Power, control, and victory - the three things strong-willed kids crave. In fact, though they appear to dig in their heels and throw their tantrums in order to "test" us as parents and caregivers, their real motivation is to gain what they crave. The resulting stress for us is an unfortunate consequence, but it's not their goal.

The problem is that a strong-willed child's real goal is often at odds with what's truly best for her or for a family or classroom. We cannot in good conscience abdicate ultimate control of or power in a family or classroom to an immature child. And - for her own good - she cannot always have her idea of victory. All children need to learn and accept that reality.

However, we go a long way toward aiding a strong-willed child in that process if we yield some power, control, and victory as situations warrant. In other words, if we give a strong-willed child some power, control, and victory while concurrently and consistently explaining that he cannot always get his own way, we'll see an improvement in that child's behavior over time as he understands that he will be listened to and that his wishes will be taken into account whenever possible.

I experienced this first-hand for five and half years through "Jill." I was Jill's babysitter from the time she was just eight weeks old until earlier this month, when she ended her full-time stint with me in anticipation of starting kindergarten in the fall. I love Jill like a niece, but she is unmistakably strong-willed; as such, I didn't always like her behavior.

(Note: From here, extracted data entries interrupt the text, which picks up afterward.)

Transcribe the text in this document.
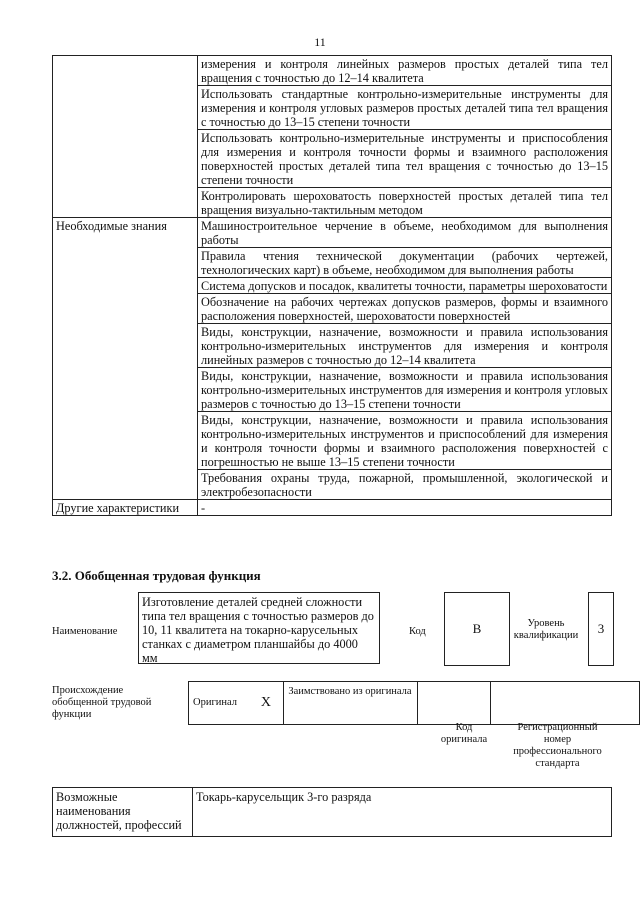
11
	измерения и контроля линейных размеров простых деталей типа тел вращения с точностью до 12–14 квалитета
	Использовать стандартные контрольно-измерительные инструменты для измерения и контроля угловых размеров простых деталей типа тел вращения с точностью до 13–15 степени точности
	Использовать контрольно-измерительные инструменты и приспособления для измерения и контроля точности формы и взаимного расположения поверхностей простых деталей типа тел вращения с точностью до 13–15 степени точности
	Контролировать шероховатость поверхностей простых деталей типа тел вращения визуально-тактильным методом
Необходимые знания	Машиностроительное черчение в объеме, необходимом для выполнения работы
	Правила чтения технической документации (рабочих чертежей, технологических карт) в объеме, необходимом для выполнения работы
	Система допусков и посадок, квалитеты точности, параметры шероховатости
	Обозначение на рабочих чертежах допусков размеров, формы и взаимного расположения поверхностей, шероховатости поверхностей
	Виды, конструкции, назначение, возможности и правила использования контрольно-измерительных инструментов для измерения и контроля линейных размеров с точностью до 12–14 квалитета
	Виды, конструкции, назначение, возможности и правила использования контрольно-измерительных инструментов для измерения и контроля угловых размеров с точностью до 13–15 степени точности
	Виды, конструкции, назначение, возможности и правила использования контрольно-измерительных инструментов и приспособлений для измерения и контроля точности формы и взаимного расположения поверхностей с погрешностью не выше 13–15 степени точности
	Требования охраны труда, пожарной, промышленной, экологической и электробезопасности
Другие характеристики	-
3.2. Обобщенная трудовая функция
Наименование
Изготовление деталей средней сложности типа тел вращения с точностью размеров до 10, 11 квалитета на токарно-карусельных станках с диаметром планшайбы до 4000 мм
Код	В	Уровень квалификации	3
Происхождение обобщенной трудовой функции
Оригинал	Х	Заимствовано из оригинала		
Код оригинала
Регистрационный номер профессионального стандарта
Возможные наименования должностей, профессий	Токарь-карусельщик 3-го разряда
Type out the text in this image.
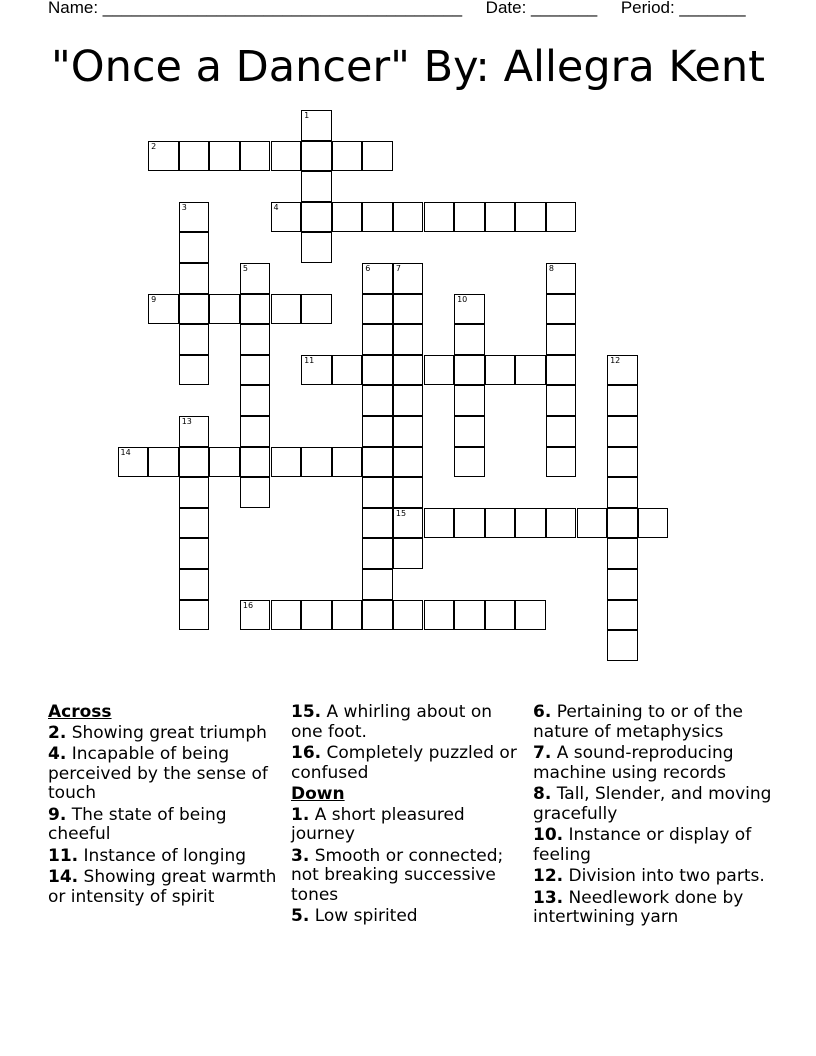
Name: ______________________________________     Date: _______     Period: _______
"Once a Dancer" By: Allegra Kent
2
1
3	4
5	6	7
15
8
9	10
11	12
13
14
16
Across
2. Showing great triumph
4. Incapable of being perceived by the sense of touch
9. The state of being cheeful
11. Instance of longing
14. Showing great warmth or intensity of spirit
15. A whirling about on one foot.
16. Completely puzzled or confused
Down
1. A short pleasured journey
3. Smooth or connected; not breaking successive tones
5. Low spirited
6. Pertaining to or of the nature of metaphysics
7. A sound-reproducing machine using records
8. Tall, Slender, and moving gracefully
10. Instance or display of feeling
12. Division into two parts.
13. Needlework done by intertwining yarn
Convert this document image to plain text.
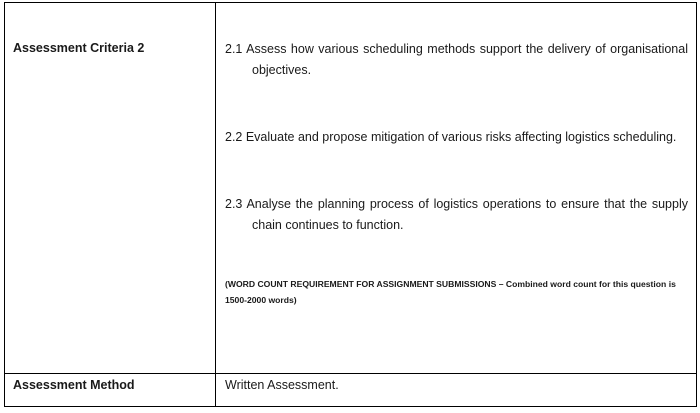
Assessment Criteria 2	2.1 Assess how various scheduling methods support the delivery of organisational objectives.

2.2 Evaluate and propose mitigation of various risks affecting logistics scheduling.

2.3 Analyse the planning process of logistics operations to ensure that the supply chain continues to function.

(WORD COUNT REQUIREMENT FOR ASSIGNMENT SUBMISSIONS – Combined word count for this question is 1500-2000 words)

Assessment Method	Written Assessment.
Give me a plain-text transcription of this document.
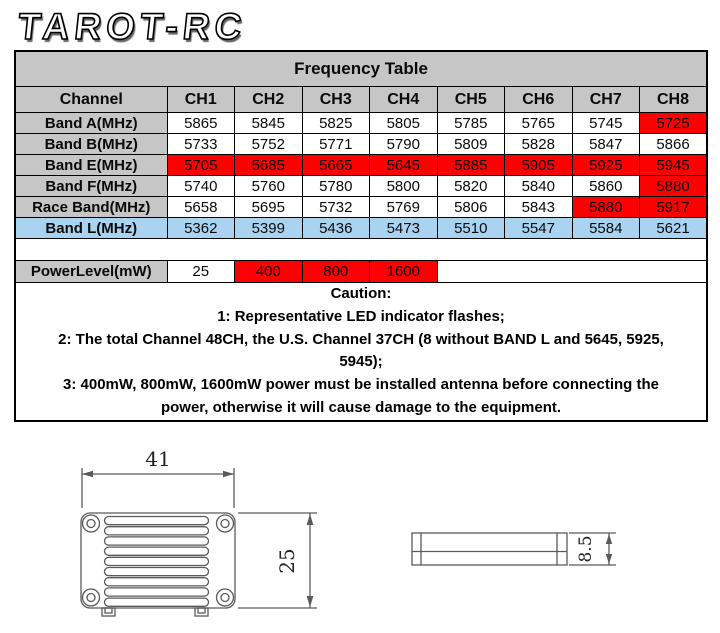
TAROT-RC
Frequency Table								
Channel	CH1	CH2	CH3	CH4	CH5	CH6	CH7	CH8
Band A(MHz)	5865	5845	5825	5805	5785	5765	5745	5725
Band B(MHz)	5733	5752	5771	5790	5809	5828	5847	5866
Band E(MHz)	5705	5685	5665	5645	5885	5905	5925	5945
Band F(MHz)	5740	5760	5780	5800	5820	5840	5860	5880
Race Band(MHz)	5658	5695	5732	5769	5806	5843	5880	5917
Band L(MHz)	5362	5399	5436	5473	5510	5547	5584	5621

PowerLevel(mW)	25	400	800	1600				

Caution:
1: Representative LED indicator flashes;
2: The total Channel 48CH, the U.S. Channel 37CH (8 without BAND L and 5645, 5925,
5945);
3: 400mW, 800mW, 1600mW power must be installed antenna before connecting the
power, otherwise it will cause damage to the equipment.
41
25	8.5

Her parents and I recognized Jill's temperament early on and realized it was our joint responsibility to shape her behavior without breaking her will. And one way we accomplished that was by giving her reasonable, limited choices whenever possible.

For example, she didn't generally get a say in what I chose to make for meals, but I did let her decide between two or three options for her twice-daily snacks. And, though she wasn't allowed to disrupt my children's homeschool lessons, I provided five or six educational activities for her to complete each morning, letting her decide which ones to do and in what order.

It took considerable time and effort to think of and present the options at first, and she still threw many tantrums as a toddler. But, having seen the process work itself out for five years and witnessing now the sweet young girl that Jill has become, I can vouch for the process. It's worth it.

CK

1 comment:

Leah C said...

I think this is so true and something that is often dismissed as "too permissive." I have a couple of those strong willed kiddos, and I know that giving them the options to choose when possible makes it a lot easier to be firm when I need to.